Die Pflanze ist ein einjähriges Kraut und hat meist verzweigte Stängel, die mehr als einen halben Meter hoch werden können. Auf sehr trockenem Untergrund erreicht der Saat-Mohn gelegentlich kaum 30 Zentimeter Höhe. Die Blätter sind fiederig zerteilt und wie der Stängel abstehend rau behaart. Die Knospen sitzen an den Enden der aufrechten Stängel. Während des Aufblühens fallen die beiden grünen Kelchblätter, die die Blütenblätter umhüllen, ab. Die Blüte besteht aus vier rosa bis orangerot gefärbten Blütenblättern, die am Grund mitunter ein schwarzes Mal tragen. Ein einzelnes Blütenblatt ist bis 3,5 Zentimeter lang, die Blüte kann damit einen Durchmesser von bis zu 7 Zentimetern erreichen. Die Fruchtkapsel in der Mitte der Blüte ist von vielen dünnen Staubfäden umgeben. Sie ist zur Fruchtreife um die 1,5 bis 3 Zentimeter groß und länglich geformt. Sie verjüngt sich allmählich zum Stängel hin. Dagegen ist die Kapsel des Klatschmohns rundlich und eher gedrungen gebaut. Die Blütezeit des Saatmohns fällt in die Monate Mai und Juni und beginnt damit rund einen Monat früher als die des Klatschmohns.
Der Saat-Mohn kommt in weiten Teilen Europas vor und darüber hinaus auch im subtropischen Afrika. Nach Nordamerika wurde er eingeschleppt. Man findet ihn an Wegrändern, Bahndämmen, Abgrabungen und Aufschüttungen. Er braucht trockene, kalkarme, aber nährstoffreiche Böden.
Der Bestand des Saat-Mohns ist, wie der der meisten sogenannten Ackerwildkräuter, ist im Zuge des Einsatzes von Herbiziden in Landwirtschaft und Wegeunterhaltung, erheblich zurückgegangen.
(Text und Bilder: Dietrich Westphal, Juni 2022)
Gamander-Ehrenpreis (Veronica chamaedrys)
Familie Wegerichgewächse
Der Gamander-Ehrenpreis, eine von so etwa zwanzig heimischen Ehrenpreis-Arten, ist zum Glück noch häufig anzutreffen. Er wächst meist in kleineren, aber dichten Beständen, die sich zur Blütezeit, von April bis Juni, als schöne blaue Flecken präsentieren.

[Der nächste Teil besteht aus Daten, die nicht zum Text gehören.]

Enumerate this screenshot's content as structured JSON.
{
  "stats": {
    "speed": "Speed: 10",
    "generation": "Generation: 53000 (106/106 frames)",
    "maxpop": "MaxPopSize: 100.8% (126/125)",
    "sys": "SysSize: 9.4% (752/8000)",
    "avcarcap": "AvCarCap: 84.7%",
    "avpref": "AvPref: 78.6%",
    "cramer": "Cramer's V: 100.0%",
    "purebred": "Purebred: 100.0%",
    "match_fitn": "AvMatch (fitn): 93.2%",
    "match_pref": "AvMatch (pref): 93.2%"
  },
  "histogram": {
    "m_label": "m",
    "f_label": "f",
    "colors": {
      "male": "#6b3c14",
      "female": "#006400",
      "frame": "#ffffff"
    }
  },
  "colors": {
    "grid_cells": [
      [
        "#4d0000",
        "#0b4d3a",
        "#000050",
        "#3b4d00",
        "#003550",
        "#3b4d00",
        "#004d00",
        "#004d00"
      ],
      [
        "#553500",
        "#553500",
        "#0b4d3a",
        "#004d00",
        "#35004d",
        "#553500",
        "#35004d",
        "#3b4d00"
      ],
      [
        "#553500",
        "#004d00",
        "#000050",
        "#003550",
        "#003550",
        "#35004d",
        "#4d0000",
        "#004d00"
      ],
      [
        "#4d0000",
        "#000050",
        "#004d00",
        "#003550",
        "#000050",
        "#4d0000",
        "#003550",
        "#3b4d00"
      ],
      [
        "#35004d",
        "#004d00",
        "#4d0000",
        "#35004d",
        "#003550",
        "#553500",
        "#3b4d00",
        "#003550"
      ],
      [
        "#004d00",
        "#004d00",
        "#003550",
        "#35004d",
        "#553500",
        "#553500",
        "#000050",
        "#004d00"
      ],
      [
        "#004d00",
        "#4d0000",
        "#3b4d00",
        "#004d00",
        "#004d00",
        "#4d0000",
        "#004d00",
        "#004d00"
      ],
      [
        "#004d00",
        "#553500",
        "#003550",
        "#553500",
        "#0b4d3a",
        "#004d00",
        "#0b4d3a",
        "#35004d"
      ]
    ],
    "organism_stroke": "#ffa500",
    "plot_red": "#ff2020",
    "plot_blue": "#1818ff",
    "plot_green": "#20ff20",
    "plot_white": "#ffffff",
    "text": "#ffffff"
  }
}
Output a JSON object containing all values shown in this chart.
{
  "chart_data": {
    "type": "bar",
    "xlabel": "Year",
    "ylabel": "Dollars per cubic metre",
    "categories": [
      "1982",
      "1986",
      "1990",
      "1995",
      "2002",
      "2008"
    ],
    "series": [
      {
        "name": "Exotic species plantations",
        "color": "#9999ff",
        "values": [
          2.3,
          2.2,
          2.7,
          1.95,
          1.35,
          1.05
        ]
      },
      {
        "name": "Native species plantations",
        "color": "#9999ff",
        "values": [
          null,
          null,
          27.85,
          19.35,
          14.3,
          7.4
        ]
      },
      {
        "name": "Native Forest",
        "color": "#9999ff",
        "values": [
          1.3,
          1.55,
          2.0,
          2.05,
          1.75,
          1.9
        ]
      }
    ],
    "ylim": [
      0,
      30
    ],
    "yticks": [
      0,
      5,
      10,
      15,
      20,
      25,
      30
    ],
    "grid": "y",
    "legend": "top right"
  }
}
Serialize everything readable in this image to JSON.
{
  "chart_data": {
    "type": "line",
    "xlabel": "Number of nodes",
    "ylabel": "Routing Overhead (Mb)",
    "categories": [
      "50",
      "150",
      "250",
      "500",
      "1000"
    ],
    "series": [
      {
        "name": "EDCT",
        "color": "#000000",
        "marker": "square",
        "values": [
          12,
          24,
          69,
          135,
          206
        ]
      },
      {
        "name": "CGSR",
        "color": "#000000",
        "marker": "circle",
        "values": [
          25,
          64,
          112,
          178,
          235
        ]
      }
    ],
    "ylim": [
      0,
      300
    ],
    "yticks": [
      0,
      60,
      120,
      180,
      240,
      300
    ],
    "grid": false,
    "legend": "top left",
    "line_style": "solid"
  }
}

Der Gamander-Ehrenpreis hat meist einen aufrechten Stängel und wird bis 30 Zentimeter hoch. Meist ist die Pflanze aber nur um 10 Zentimeter groß und wächst im Bestand eher polsterartig. Die Blätter sind länglich-eiförmig und meist behaart. Sie sind gegenständig, d.h., je zwei Blätter sitzen sich am Stängel gegenüber. Die Blüten sind zu 10 bis 30 in Trauben angeordnet, die den obersten Blattpaaren entspringen. Sie sind ungefähr 1 Zentimeter breit und bestehen aus vier „Zipfeln“. Deren Farbe ist blau mit dunklerer „Aderung“.
Der Gamander-Ehrenpreis bevorzugt nährstoffreichen Boden, gern mit Humus und Lehm. Er wächst unter anderem in Gebüschen, auf Wiesen und in Wäldern. Die Pflanze ist in weiten Teilen Europas und Asiens zu finden und kommt als „Neophyt“ auch auf dem amerikanischen Kontinent vor.
Die Blüten der Pflanzen auf den Bildern sind etwas heller blau als gewöhnlich. Solche Farb-Abweichungen kommen beim Gamander-Ehrenpreis durchaus vor.